Sufficient justification of the termination of a construction contract must exist or the terminating party may be liable for damages arising out of the wrongful termination. The results of any such termination typically are governed by termination clauses, or in their absence, Maryland statute.
On occasion, owners or general contractors will terminate a construction contract, alleging the lower-tiered contractor has failed to meet its contractual obligations on a project. The basis for termination will range from failure to perform, or arrange to have performed, any duties under the contract, to the refusal to pay subcontractors or materialmen. The damages may vary, depending on the contractual language regarding termination and the subcontractor’s ability to prove the existence of lost profits as a result of the termination.
Most construction contracts contain provisions dealing with termination of a construction project. Typically referenced as “Termination for Cause” and “Termination for Convenience”, these provisions provide guidance in the event that a construction contract has been terminated.

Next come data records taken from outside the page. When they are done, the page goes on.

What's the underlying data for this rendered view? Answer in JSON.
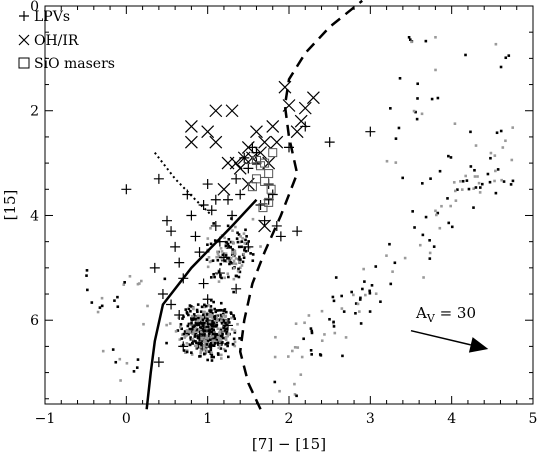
{
  "chart_data": {
    "type": "scatter",
    "xlabel": "[7] − [15]",
    "ylabel": "[15]",
    "xlim": [
      -1,
      5
    ],
    "ylim": [
      7.6,
      0
    ],
    "y_inverted": true,
    "x_ticks": [
      -1,
      0,
      1,
      2,
      3,
      4,
      5
    ],
    "y_ticks": [
      0,
      2,
      4,
      6
    ],
    "annotations": {
      "extinction_label_main": "A",
      "extinction_label_sub": "V",
      "extinction_label_rest": " = 30",
      "extinction_arrow": {
        "from": [
          3.5,
          6.2
        ],
        "to": [
          4.45,
          6.55
        ]
      }
    },
    "legend": [
      {
        "symbol": "plus",
        "label": "LPVs"
      },
      {
        "symbol": "cross",
        "label": "OH/IR"
      },
      {
        "symbol": "square",
        "label": "SiO masers"
      }
    ],
    "series": [
      {
        "name": "LPVs",
        "marker": "plus",
        "points": [
          [
            0.0,
            3.5
          ],
          [
            0.4,
            3.3
          ],
          [
            0.5,
            4.1
          ],
          [
            0.55,
            4.3
          ],
          [
            0.6,
            4.6
          ],
          [
            0.65,
            4.9
          ],
          [
            0.7,
            5.2
          ],
          [
            0.75,
            3.6
          ],
          [
            0.8,
            4.0
          ],
          [
            0.85,
            4.4
          ],
          [
            0.9,
            4.7
          ],
          [
            0.95,
            5.3
          ],
          [
            1.0,
            3.4
          ],
          [
            1.05,
            3.9
          ],
          [
            1.1,
            4.2
          ],
          [
            1.15,
            4.5
          ],
          [
            1.2,
            4.8
          ],
          [
            1.25,
            3.7
          ],
          [
            1.3,
            4.0
          ],
          [
            1.35,
            3.3
          ],
          [
            1.4,
            3.6
          ],
          [
            1.45,
            2.9
          ],
          [
            1.5,
            3.1
          ],
          [
            1.55,
            2.7
          ],
          [
            1.6,
            3.0
          ],
          [
            1.65,
            3.8
          ],
          [
            1.7,
            4.1
          ],
          [
            1.75,
            3.7
          ],
          [
            1.8,
            3.6
          ],
          [
            1.85,
            4.2
          ],
          [
            1.9,
            4.4
          ],
          [
            2.0,
            2.7
          ],
          [
            2.1,
            4.3
          ],
          [
            2.2,
            2.3
          ],
          [
            2.5,
            2.6
          ],
          [
            3.0,
            2.4
          ],
          [
            0.35,
            5.0
          ],
          [
            0.45,
            5.5
          ],
          [
            0.55,
            5.7
          ],
          [
            0.65,
            5.9
          ],
          [
            1.0,
            5.6
          ],
          [
            1.15,
            5.1
          ],
          [
            1.35,
            5.4
          ],
          [
            1.5,
            4.6
          ],
          [
            0.9,
            6.3
          ],
          [
            0.7,
            6.5
          ],
          [
            1.25,
            6.1
          ],
          [
            0.4,
            6.8
          ],
          [
            1.1,
            3.7
          ],
          [
            1.6,
            2.8
          ],
          [
            1.75,
            3.4
          ],
          [
            0.95,
            3.8
          ]
        ]
      },
      {
        "name": "OH/IR",
        "marker": "cross",
        "points": [
          [
            0.8,
            2.3
          ],
          [
            0.8,
            2.6
          ],
          [
            1.0,
            2.4
          ],
          [
            1.1,
            2.0
          ],
          [
            1.1,
            2.6
          ],
          [
            1.3,
            2.0
          ],
          [
            1.35,
            3.0
          ],
          [
            1.45,
            2.9
          ],
          [
            1.5,
            2.7
          ],
          [
            1.55,
            2.9
          ],
          [
            1.6,
            2.4
          ],
          [
            1.65,
            2.8
          ],
          [
            1.7,
            2.6
          ],
          [
            1.75,
            3.0
          ],
          [
            1.85,
            2.6
          ],
          [
            1.95,
            1.55
          ],
          [
            2.0,
            1.9
          ],
          [
            2.1,
            2.4
          ],
          [
            2.2,
            1.95
          ],
          [
            2.3,
            1.75
          ],
          [
            2.15,
            2.2
          ],
          [
            1.2,
            3.5
          ],
          [
            1.5,
            3.4
          ],
          [
            1.4,
            3.1
          ],
          [
            1.25,
            3.0
          ],
          [
            1.8,
            2.3
          ],
          [
            1.7,
            4.2
          ]
        ]
      },
      {
        "name": "SiO masers",
        "marker": "square",
        "points": [
          [
            1.6,
            2.95
          ],
          [
            1.65,
            3.05
          ],
          [
            1.7,
            3.0
          ],
          [
            1.75,
            3.2
          ],
          [
            1.8,
            2.8
          ],
          [
            1.6,
            3.3
          ],
          [
            1.7,
            3.35
          ],
          [
            1.78,
            3.5
          ],
          [
            1.75,
            3.75
          ],
          [
            1.68,
            3.85
          ],
          [
            1.55,
            3.45
          ]
        ]
      }
    ],
    "curves": [
      {
        "style": "solid",
        "points": [
          [
            0.25,
            7.7
          ],
          [
            0.3,
            7.0
          ],
          [
            0.35,
            6.4
          ],
          [
            0.45,
            5.7
          ],
          [
            0.8,
            5.0
          ],
          [
            1.3,
            4.2
          ],
          [
            1.6,
            3.7
          ]
        ]
      },
      {
        "style": "dashed",
        "points": [
          [
            1.65,
            7.7
          ],
          [
            1.5,
            7.2
          ],
          [
            1.4,
            6.6
          ],
          [
            1.45,
            6.0
          ],
          [
            1.55,
            5.3
          ],
          [
            1.7,
            4.7
          ],
          [
            1.9,
            4.0
          ],
          [
            2.1,
            3.2
          ],
          [
            2.0,
            2.5
          ],
          [
            1.95,
            1.9
          ],
          [
            2.0,
            1.4
          ],
          [
            2.2,
            0.9
          ],
          [
            2.5,
            0.4
          ],
          [
            2.9,
            -0.1
          ]
        ]
      },
      {
        "style": "dotted",
        "points": [
          [
            0.35,
            2.8
          ],
          [
            0.6,
            3.3
          ],
          [
            0.85,
            3.7
          ],
          [
            1.05,
            4.0
          ]
        ]
      }
    ]
  }
}
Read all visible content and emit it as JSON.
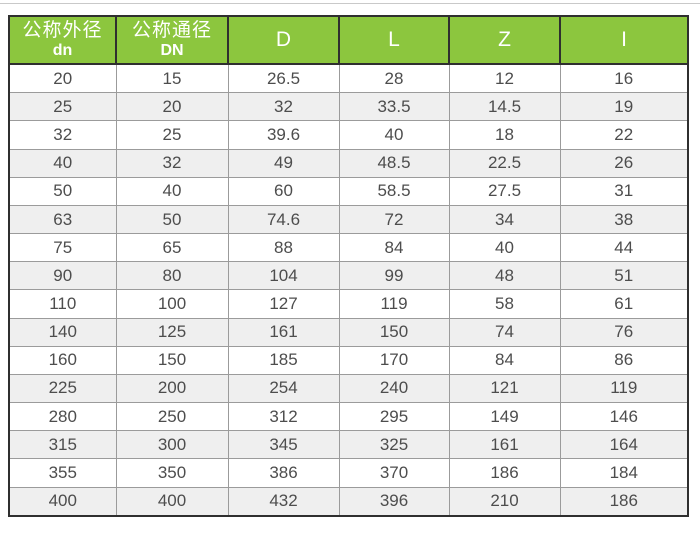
{
  "page": {
    "background": "#ffffff",
    "top_divider_color": "#c9c9c9"
  },
  "table": {
    "colors": {
      "header_bg": "#8cc63e",
      "header_text": "#ffffff",
      "outer_border": "#2f2f2f",
      "cell_border": "#9b9b9b",
      "stripe": "#efefef",
      "cell_text": "#4d4d4d"
    },
    "columns": [
      {
        "label": "公称外径",
        "sublabel": "dn"
      },
      {
        "label": "公称通径",
        "sublabel": "DN"
      },
      {
        "label": "D",
        "sublabel": ""
      },
      {
        "label": "L",
        "sublabel": ""
      },
      {
        "label": "Z",
        "sublabel": ""
      },
      {
        "label": "I",
        "sublabel": ""
      }
    ],
    "rows": [
      [
        "20",
        "15",
        "26.5",
        "28",
        "12",
        "16"
      ],
      [
        "25",
        "20",
        "32",
        "33.5",
        "14.5",
        "19"
      ],
      [
        "32",
        "25",
        "39.6",
        "40",
        "18",
        "22"
      ],
      [
        "40",
        "32",
        "49",
        "48.5",
        "22.5",
        "26"
      ],
      [
        "50",
        "40",
        "60",
        "58.5",
        "27.5",
        "31"
      ],
      [
        "63",
        "50",
        "74.6",
        "72",
        "34",
        "38"
      ],
      [
        "75",
        "65",
        "88",
        "84",
        "40",
        "44"
      ],
      [
        "90",
        "80",
        "104",
        "99",
        "48",
        "51"
      ],
      [
        "110",
        "100",
        "127",
        "119",
        "58",
        "61"
      ],
      [
        "140",
        "125",
        "161",
        "150",
        "74",
        "76"
      ],
      [
        "160",
        "150",
        "185",
        "170",
        "84",
        "86"
      ],
      [
        "225",
        "200",
        "254",
        "240",
        "121",
        "119"
      ],
      [
        "280",
        "250",
        "312",
        "295",
        "149",
        "146"
      ],
      [
        "315",
        "300",
        "345",
        "325",
        "161",
        "164"
      ],
      [
        "355",
        "350",
        "386",
        "370",
        "186",
        "184"
      ],
      [
        "400",
        "400",
        "432",
        "396",
        "210",
        "186"
      ]
    ]
  }
}
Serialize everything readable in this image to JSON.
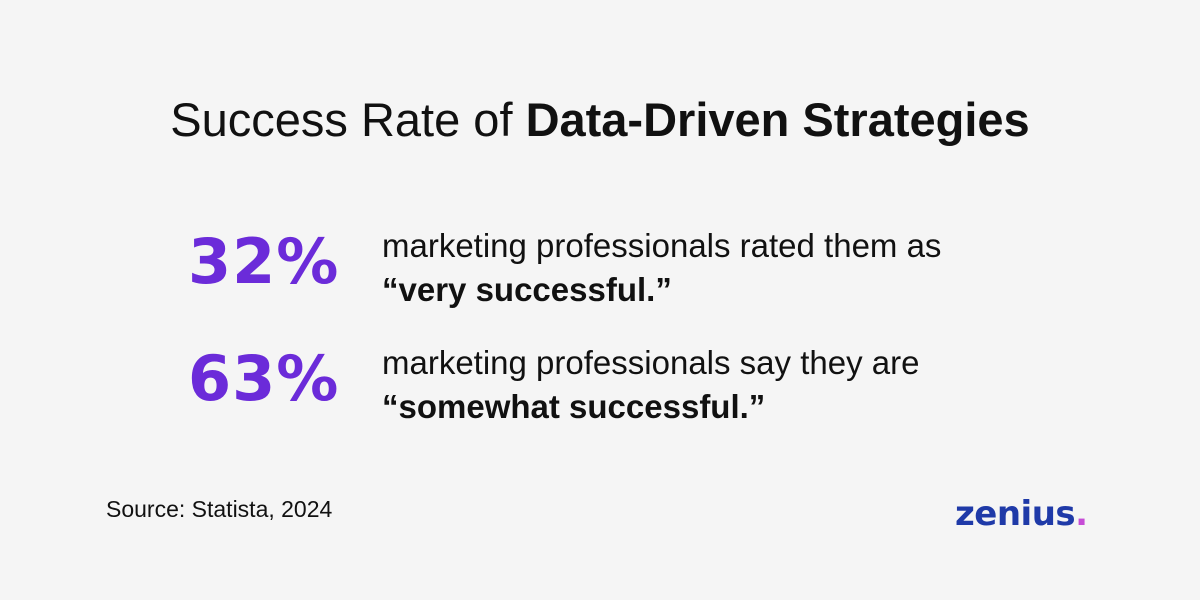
{
  "title": {
    "regular": "Success Rate of ",
    "bold": "Data-Driven Strategies"
  },
  "stats": [
    {
      "value": "32%",
      "line1": "marketing professionals rated them as",
      "line2": "“very successful.”"
    },
    {
      "value": "63%",
      "line1": "marketing professionals say they are",
      "line2": "“somewhat successful.”"
    }
  ],
  "source": "Source: Statista, 2024",
  "logo": {
    "text": "zenius",
    "dot": ".",
    "color": "#1f3aa8",
    "dot_color": "#c64cd6"
  },
  "colors": {
    "background": "#f5f5f5",
    "accent": "#6b2bd9",
    "text": "#111111"
  }
}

The Termination for Cause clause provides addresses when a contract can be terminated for a cause, such as non-performance or other breach, and how much, if any, should be paid in damages when that happens. A “Termination for Convenience” allows a party to terminate a contract regardless of whether some breach has occurred or is imminent but requires that the non-terminating party be properly compensated for the work performed and materials furnished to date, which normally excludes compensation for profits and overhead for work not yet performed and materials not yet furnished.
Contracts containing both provisions will frequently convert any wrongful termination for cause into a termination for convenience. Thus, the exclusive remedies for a wrongful termination would be the same remedies for a termination for convenience.
When the contract fails to address termination, the remedy must be fashioned from existing law and cases related to the same. In Maryland, a subcontractor may be entitled to the costs expended prior to the termination, as well as, anticipated profits the contractor would have earned on the entire project. In order to receive anticipated profits arising out of the termination of a construction project in Maryland, the terminated party must be able to prove that the loss was a result of the termination, the other party had foreseen that a loss of profits would be a probable result of a breach, and the lost profits can be proved with certainty.
In summary, the construction contract usually provides guidance on the available remedies for a termination. In the event the contract is silent, however, Maryland allows the payment of costs and potentially the payment of lost profits for a terminated contract.